The Difficulty with Creating AI Agents
Background
During the creation of Verbuu, I mainly focused on building the site around common words spoken in a specific language. However, during the past couple of months, I've been working on implementing AI to communicate with users and help them understand the language they're trying to learn.
The Initial Problem with AI APIs
AI is very powerful when you use it correctly, and very low quality when used incorrectly.
When you originally build an AI agent, you'll find the main problem is the AI understanding the context of your application. Sure, you can give it a long prompt and explain how to reply to requests, but this prompt would need to be given to the AI for each response the user provides.
Not only that, when I was implementing AI into Verbuu, I would say stuff like "My name is Sky". Then a couple of messages later, I wanted the AI to refer to me by my name. However, the AI was unable to remember this.
The only way to resolve this without additional frameworks is attaching the important information to the prompt. This leads to a longer and longer prompt for each message the user provides.
That's when I decided to implement my own AI tech stack.
AI Tech Stack for Verbuu
Within the AI section of the Verbuu website, I use LangChain and Mem0. Both of these frameworks are very important for creating an AI agent.

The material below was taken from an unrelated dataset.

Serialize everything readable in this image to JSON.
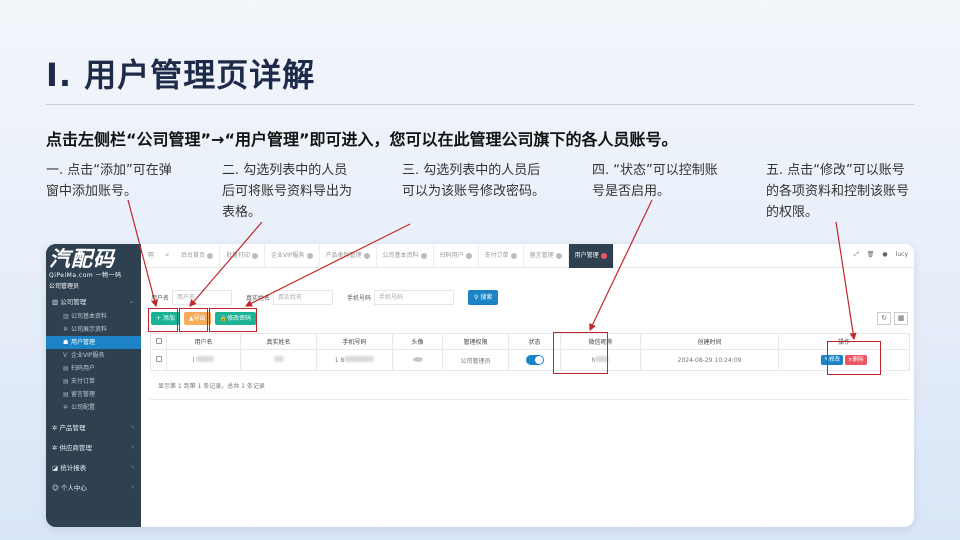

LangChain allows you to create specific AI agents for a variety of purposes. In this case, I wanted my AI to act like a tutor, where I would give the AI a simple prompt with major keywords I want the tutor to focus on. In the background, using LangChain, I would have a much larger prompt to distinguish user preferences, specific use cases, and required responses. LangChain also monitors the context of the given messages. In this case, I'm passing in every message that was spoken in the chat room to LangChain. This AI agent then generates a message based upon the large prompt initially given and the required prompts that it should monitor. Splitting these prompts together and keeping some original requirements in memory cuts down on the overall input token count by nearly 60%.
Mem0 is also an important framework that is used throughout Verbuu. When teaching languages and a user starts off at zero understanding of the language, the AI shouldn't jump into basic sentences, as the user's understanding is completely or nearly zero. Mem0 is used to store "learned" words throughout the entire site. On the old version of Verbuu, I created a section where users can view an entire database of common words and set if this word should be reviewed or if it's "known". I've taken this into the new version and Mem0 stores all known words from the database and the lessons within the site. Using these known words, the Verbuu AI then understands what the user knows and doesn't know and creates basic sentences in X language for the user to learn more. It slowly pushes out more vocabulary for the user to push their knowledge.
Going Forward
As Verbuu continues to evolve, my main focus is shifting toward creating a truly adaptive learning experience, one that feels personal, consistent, and actually helpful—similar to a real tutor. With LangChain handling structured reasoning and Mem0 tracking what each learner already understands, the next step is refining how these systems work together.
I want Verbuu's AI tutor to feel less like a chatbot and more like a guide that grows with you. That means improving long-term memory, expanding the types of conversations the tutor can handle, and introducing more advanced scenarios as the learner progresses. It also means reducing unnecessary token usage, building smarter context strategies, and keeping response times fast even as the underlying system becomes more complex.